BASE AERIENNE DE RAMSTEIN, Allemagne (Reuters) - Aucun accord sur la fourniture à l'Ukraine de chars d'assaut allemands Leopard n'a pu être conclu vendredi à Ramstein, où étaient réunis les ministres de la Défense des alliés de Kyiv, même si Berlin a nié faire obstacle à cette livraison.

Prenant la parole à l'issue de cette conférence organisée sur la base aérienne de l'Otan, dans l'ouest de l'Allemagne, le secrétaire américain à la Défense Lloyd Austin a souligné qu'il était crucial de livrer de nouveaux équipements militaires à l'Ukraine avant l'intensification attendue des combats entre forces russes et ukrainiennes au printemps.

"La Russie se regroupe, recrute et tente de se rééquiper", a-t-il dit. "Ce n'est pas le moment de ralentir."

"Nous avons une fenêtre d'opportunité entre aujourd'hui et le printemps ou n'importe quel moment qu'ils (les Ukrainiens) choisiront pour lancer leur contre-offensive, ce n'est pas beaucoup de temps", a encore insisté le chef du Pentagone.

Lloyd Austin, qui a salué en l'Allemagne un "allié fiable", a estimé que la liste d'équipements à envoyer à l'Ukraine sur laquelle les ministres s'étaient entendus vendredi était très complète, même sans chars Leopard. "L'Ukraine n'est pas dépendante d'une seule plate-forme", a-t-il dit.

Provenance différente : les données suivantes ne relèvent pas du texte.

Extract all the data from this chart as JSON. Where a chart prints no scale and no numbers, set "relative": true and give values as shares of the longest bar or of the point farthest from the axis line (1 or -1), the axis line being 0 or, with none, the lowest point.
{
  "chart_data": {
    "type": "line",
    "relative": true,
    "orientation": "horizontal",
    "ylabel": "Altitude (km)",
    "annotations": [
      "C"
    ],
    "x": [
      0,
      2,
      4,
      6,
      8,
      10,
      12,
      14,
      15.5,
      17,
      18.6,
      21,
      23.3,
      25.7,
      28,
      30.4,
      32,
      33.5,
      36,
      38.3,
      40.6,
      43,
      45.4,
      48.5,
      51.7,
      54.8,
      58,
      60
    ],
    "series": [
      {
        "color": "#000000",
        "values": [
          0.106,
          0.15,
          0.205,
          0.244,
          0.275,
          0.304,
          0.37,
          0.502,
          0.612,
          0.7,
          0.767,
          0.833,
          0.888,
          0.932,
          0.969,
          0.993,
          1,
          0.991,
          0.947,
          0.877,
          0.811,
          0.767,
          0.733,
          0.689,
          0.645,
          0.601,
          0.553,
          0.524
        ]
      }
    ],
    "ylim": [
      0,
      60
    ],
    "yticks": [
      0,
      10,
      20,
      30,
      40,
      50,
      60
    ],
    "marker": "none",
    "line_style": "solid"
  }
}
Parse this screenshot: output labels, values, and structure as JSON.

Le gouvernement allemand dispose d'un droit de veto sur l'exportation de ces chars d'assaut, et le gouvernement du chancelier Olaf Scholz semble réticent à donner son autorisation par crainte de provoquer une escalade de la Russie, malgré de très fortes pressions de Kyiv et de ses alliés occidentaux.

Berlin dit vouloir agir en accord avec ses alliés, comme l'a confirmé le nouveau ministre allemand de la Défense, Boris Pistorius.

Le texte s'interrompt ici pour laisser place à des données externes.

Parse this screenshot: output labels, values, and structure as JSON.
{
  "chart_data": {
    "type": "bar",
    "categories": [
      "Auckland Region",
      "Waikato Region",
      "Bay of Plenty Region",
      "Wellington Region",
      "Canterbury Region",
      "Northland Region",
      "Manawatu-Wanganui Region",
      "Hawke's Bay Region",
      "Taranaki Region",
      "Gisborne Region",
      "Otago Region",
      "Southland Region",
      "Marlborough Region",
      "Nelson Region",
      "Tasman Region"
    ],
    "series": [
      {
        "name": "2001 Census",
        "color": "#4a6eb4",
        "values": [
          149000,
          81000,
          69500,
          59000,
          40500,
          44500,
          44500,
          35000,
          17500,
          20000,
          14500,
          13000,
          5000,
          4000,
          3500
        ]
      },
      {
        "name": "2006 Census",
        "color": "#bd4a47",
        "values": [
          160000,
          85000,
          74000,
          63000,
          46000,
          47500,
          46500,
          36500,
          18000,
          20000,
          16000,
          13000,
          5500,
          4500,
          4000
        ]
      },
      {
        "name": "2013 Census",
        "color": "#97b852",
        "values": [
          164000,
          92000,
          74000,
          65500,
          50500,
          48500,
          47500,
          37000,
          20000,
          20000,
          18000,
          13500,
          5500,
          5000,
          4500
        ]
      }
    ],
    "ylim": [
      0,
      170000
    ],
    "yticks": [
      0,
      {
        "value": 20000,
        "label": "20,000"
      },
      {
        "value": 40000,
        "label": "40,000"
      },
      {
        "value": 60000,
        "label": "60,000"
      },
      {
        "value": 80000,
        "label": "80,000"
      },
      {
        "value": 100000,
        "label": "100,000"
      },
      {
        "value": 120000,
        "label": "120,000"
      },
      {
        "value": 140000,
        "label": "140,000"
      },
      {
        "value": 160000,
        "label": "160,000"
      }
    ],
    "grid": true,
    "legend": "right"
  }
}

"Il y a de bonnes raisons pour les livraisons et il y a de bonnes raisons contre, et compte tenu de l'ensemble de la situation d'une guerre qui dure depuis près d'un an, tous les avantages et les inconvénients doivent être pesés très soigneusement", a-t-il déclaré à des journalistes, sans détailler ce qu'il percevait comme des avantages ou des inconvénients.

"L'impression, qui est apparue occasionnellement, selon laquelle il existe une coalition étroite et que l'Allemagne y fait obstacle, cette impression est fausse", a-t-il ajouté.

COALITION

Les chars Leopard, que l'Allemagne a fabriqués par milliers durant la Guerre froide, sont actuellement utilisés par plusieurs armées européennes et certains pays comme la Pologne et la Finlande ont d'ores et déjà annoncé être prêts à en envoyer en Ukraine.

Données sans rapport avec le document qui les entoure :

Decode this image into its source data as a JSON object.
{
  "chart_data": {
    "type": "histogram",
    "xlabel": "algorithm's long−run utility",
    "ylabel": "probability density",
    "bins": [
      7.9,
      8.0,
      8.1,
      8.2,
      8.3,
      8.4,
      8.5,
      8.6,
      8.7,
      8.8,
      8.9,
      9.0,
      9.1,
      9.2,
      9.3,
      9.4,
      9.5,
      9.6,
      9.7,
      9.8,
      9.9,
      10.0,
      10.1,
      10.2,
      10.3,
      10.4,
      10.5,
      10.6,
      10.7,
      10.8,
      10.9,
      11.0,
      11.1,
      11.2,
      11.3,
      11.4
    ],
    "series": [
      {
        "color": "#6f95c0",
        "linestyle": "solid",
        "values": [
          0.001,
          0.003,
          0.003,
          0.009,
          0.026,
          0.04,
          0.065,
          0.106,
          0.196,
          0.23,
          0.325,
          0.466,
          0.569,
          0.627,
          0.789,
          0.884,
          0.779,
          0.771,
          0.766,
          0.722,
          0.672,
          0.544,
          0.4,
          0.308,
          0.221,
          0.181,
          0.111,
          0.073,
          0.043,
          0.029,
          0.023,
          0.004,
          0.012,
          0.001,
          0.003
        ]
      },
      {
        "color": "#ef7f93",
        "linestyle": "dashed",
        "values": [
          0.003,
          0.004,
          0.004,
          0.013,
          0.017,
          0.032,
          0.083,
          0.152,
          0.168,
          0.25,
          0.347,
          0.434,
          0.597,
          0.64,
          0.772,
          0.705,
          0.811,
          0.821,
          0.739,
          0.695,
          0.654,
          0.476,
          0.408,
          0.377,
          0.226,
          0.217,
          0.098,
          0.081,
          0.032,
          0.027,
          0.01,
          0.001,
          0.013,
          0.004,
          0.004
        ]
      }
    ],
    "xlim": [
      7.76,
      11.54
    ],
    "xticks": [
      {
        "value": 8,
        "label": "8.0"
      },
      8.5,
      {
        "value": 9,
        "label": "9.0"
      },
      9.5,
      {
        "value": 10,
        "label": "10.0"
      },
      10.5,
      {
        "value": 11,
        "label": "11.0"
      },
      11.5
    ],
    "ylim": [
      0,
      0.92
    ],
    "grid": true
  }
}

La Finlande a annoncé vendredi une nouvelle aide de plus de 400 millions d'euros pour des équipements de défense à l'Ukraine, qui n'inclut pas les chars Leopard dont elle dispose.

Vendredi matin, la Pologne a prévenu qu'elle pourrait envoyer ses chars Leopard sans l'autorisation de Berlin.

"S'il y a une forte résistance, nous serons prêts à prendre des mesures non standard", a déclaré le vice-ministre des Affaires étrangères Pawel Jablonski à la radio privée RMF FM.

Le ministre polonais de la Défense, Mariusz Blaszczak, a toutefois fait part de son optimisme à l'issue de la réunion de Ramstein. "Je suis persuadé que nous parviendrons à bâtir une coalition", a-t-il dit.

L'Ukraine et la Russie s'appuient principalement sur les chars T-72 de l'ère soviétique, détruits par centaines depuis le début, le 24 février 2022, de la guerre que le président russe Vladimir Poutine qualifie d'"opération militaire spéciale".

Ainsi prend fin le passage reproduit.